‘The Parcel is a magnificent novel, with powerfully imagined characters who yanked me into their lives from the first page and would not let go of me until the last. It is bold, bawdy, tender, funny, sorrowful, all that life is made up of, and when I did reach the end I felt abandoned.’
Anita Rau Badami, author of The Hero's Walk
‘Immersive and devastating, The Parcel is a searing tale of personal transformation amid toxic patriarchy. Madhu is at once pathetic and honourable, despicable and mighty — and imbued with such complexity, Irani brings dignity to all the transgender sex-workers of India.’
Rajith Savanadasa, author of Ruins
‘Harrowing, enraging, unexpectedly humorous, and also profoundly sad, The Parcel is a haunting work of fiction that illuminates the ways in which history, both political and personal, pervades the present day.’
Lauren B. Davis, Trevor Ferguson, and Pasha Malla (2016 Rogers Writers’ Trust Fiction Prize Jury)
‘As engrossing as any thriller, Anosh Irani’s fourth novel offers readers so much more … The Parcel captivates with its vividly rendered characters and commands the reader’s attention by way of unnerving — and at times profoundly disturbing — portraiture of an abject group at the bottom of an already denigrated community at the heart of India’s booming financial hub, Mumbai … Irani’s compassion for these discarded souls, and the assertion of their essential dignity, renders them simultaneously touching and distressing.’

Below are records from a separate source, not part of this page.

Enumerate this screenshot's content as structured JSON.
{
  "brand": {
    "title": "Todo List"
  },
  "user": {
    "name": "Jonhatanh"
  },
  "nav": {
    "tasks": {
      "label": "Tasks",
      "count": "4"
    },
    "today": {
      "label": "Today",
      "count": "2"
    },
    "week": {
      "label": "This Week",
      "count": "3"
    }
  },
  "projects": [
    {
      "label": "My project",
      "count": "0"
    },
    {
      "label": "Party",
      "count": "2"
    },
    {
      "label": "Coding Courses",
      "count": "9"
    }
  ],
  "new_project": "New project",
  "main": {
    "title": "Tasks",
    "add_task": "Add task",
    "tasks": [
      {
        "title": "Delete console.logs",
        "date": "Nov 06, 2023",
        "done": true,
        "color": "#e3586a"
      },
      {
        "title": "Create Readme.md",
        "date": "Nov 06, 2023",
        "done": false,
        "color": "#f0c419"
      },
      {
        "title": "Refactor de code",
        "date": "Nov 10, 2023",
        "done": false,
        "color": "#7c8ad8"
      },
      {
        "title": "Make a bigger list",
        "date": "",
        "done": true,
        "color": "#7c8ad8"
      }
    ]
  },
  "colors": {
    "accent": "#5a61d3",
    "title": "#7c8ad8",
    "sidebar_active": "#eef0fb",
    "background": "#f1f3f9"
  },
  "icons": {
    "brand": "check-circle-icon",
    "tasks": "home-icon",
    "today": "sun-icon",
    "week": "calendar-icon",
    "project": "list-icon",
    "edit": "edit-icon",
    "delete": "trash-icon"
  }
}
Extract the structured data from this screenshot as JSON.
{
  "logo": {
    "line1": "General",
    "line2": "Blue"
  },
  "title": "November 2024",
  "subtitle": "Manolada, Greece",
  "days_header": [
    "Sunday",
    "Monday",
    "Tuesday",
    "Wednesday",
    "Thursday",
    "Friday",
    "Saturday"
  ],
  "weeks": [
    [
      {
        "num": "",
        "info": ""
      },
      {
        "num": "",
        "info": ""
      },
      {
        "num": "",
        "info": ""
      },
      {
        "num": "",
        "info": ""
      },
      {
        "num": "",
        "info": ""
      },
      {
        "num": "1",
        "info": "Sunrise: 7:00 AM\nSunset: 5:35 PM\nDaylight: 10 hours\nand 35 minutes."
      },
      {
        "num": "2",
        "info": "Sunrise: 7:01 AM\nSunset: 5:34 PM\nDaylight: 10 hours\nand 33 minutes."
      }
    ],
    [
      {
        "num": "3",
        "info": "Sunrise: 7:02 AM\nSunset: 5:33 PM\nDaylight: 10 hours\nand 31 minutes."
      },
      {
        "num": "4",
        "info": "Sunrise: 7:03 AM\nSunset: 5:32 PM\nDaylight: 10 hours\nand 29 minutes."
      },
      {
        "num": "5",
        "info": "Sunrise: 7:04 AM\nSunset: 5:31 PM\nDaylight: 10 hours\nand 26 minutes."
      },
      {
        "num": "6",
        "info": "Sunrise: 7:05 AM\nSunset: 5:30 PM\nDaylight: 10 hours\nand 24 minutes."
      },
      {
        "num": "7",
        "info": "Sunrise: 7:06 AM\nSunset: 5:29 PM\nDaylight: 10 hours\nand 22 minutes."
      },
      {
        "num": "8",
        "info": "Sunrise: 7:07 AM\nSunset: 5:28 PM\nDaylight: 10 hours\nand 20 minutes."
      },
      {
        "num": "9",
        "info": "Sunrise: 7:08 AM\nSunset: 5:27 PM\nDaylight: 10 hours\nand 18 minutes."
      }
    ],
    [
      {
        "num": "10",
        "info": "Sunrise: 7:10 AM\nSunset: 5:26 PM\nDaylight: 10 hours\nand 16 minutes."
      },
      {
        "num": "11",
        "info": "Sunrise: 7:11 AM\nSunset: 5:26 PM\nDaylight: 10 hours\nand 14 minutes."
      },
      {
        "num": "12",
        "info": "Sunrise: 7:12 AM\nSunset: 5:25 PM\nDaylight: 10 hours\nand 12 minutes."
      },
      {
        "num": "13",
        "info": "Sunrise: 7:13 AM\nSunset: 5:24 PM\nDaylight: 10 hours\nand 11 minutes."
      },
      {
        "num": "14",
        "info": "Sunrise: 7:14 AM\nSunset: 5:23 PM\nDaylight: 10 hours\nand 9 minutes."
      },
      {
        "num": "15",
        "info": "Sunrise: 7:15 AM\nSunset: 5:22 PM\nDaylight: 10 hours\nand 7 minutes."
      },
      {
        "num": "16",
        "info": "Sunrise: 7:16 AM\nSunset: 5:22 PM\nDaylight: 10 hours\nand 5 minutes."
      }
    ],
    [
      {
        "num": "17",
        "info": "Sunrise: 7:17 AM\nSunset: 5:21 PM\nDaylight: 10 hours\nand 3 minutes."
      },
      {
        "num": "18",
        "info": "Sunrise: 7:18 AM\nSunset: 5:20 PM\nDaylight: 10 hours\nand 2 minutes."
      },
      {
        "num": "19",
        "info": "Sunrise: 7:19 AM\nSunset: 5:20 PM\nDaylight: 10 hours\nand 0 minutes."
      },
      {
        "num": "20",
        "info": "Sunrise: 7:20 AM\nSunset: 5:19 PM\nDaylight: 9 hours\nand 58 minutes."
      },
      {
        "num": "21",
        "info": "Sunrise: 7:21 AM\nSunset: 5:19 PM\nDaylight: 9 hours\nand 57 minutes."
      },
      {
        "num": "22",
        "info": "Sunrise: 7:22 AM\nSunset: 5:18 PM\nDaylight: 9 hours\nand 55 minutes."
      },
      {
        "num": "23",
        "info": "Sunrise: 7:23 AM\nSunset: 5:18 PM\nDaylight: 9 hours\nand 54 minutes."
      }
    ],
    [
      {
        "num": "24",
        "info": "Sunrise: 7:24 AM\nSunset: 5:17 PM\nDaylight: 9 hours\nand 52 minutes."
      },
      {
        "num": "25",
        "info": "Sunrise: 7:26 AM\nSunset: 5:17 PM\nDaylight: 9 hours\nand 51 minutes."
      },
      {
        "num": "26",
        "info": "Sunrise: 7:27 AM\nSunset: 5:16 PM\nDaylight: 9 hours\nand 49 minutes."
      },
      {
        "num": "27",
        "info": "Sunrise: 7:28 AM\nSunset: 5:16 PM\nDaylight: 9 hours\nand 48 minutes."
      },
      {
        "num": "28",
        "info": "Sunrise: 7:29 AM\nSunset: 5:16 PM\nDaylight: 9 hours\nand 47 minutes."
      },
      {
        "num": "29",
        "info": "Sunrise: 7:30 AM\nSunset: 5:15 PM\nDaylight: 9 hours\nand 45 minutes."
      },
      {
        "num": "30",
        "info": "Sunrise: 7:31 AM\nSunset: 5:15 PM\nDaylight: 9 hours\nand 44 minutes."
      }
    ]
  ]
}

Quill & Quire (starred review)
‘Madhu is an ambiguous figure in many ways, and Irani delves deeply into her sad past among a world of outcasts. Pulling its readers’ sympathies in conflicting directions, The Parcel is a challenging novel, sharp and uncompromisingly written.’
Sunday Herald
‘Part of the way this excellent book heals such a sprawling, horrifying reality is with beauty and religious depth.’
The Globe and Mail
‘The material can be desolating, but Irani generates plenty of black comic detail, evoking the vividness and moral ambiguity of the best Indian noir.’ PICK OF THE WEEK
Cameron Woodhead, The Saturday Age
‘Deeply etched in man’s inhumanity to man and his capacity for both depravity and redemption.’
Courier Mail
‘Irani takes readers into the depths of Mumbai’s teeming Kamathipura district, whose economy depends on prostitution bordering on slavery. The story centres on eunuch and former sex worker Madhu — now a beggar and sometime aid to a powerful madam — who is called on to groom a pre-teen Nepalese girl for work in the brothel. Sounds grim, but Irani’s ear is attuned to the raucous humour of the sex workers as they do what they can to maintain their dignity. A harsh dose of reality administered with wit and clarity.’
NOW
‘The Parcel takes on weighty, difficult content involving extensive research, and including fascinating, complicated characters.’
CBC Radio
‘[A]rresting … A searing, disturbing, and intimate portrait of Kamathipura … [H]is novel exposes a heartbreaking reality.’
The Vancouver Sun
‘Irani brings to light a fascinating array of characters.’
Toronto Star
‘The Parcel showcases the perceptive acid-streaked sensibility that distinguishes Irani’s novels and plays … As in Irani’s novel The Song of Kahunsha… disenchantment remains a primary motif in The Parcel. But though Irani makes the hell of slums visceral on his pages, he offers here the ways feral compassion can turn to grace.’
National Post
‘[A] dark, intimate and probing look at Kamathipura’s Hijra community … Madhu’s moments of realisation are evocatively captured … Dark, disturbing and yet triumphant … [R]iveting twists and turns. High on drama and emotion set in the seamier side of Mumbai, this novel is a page-turner.’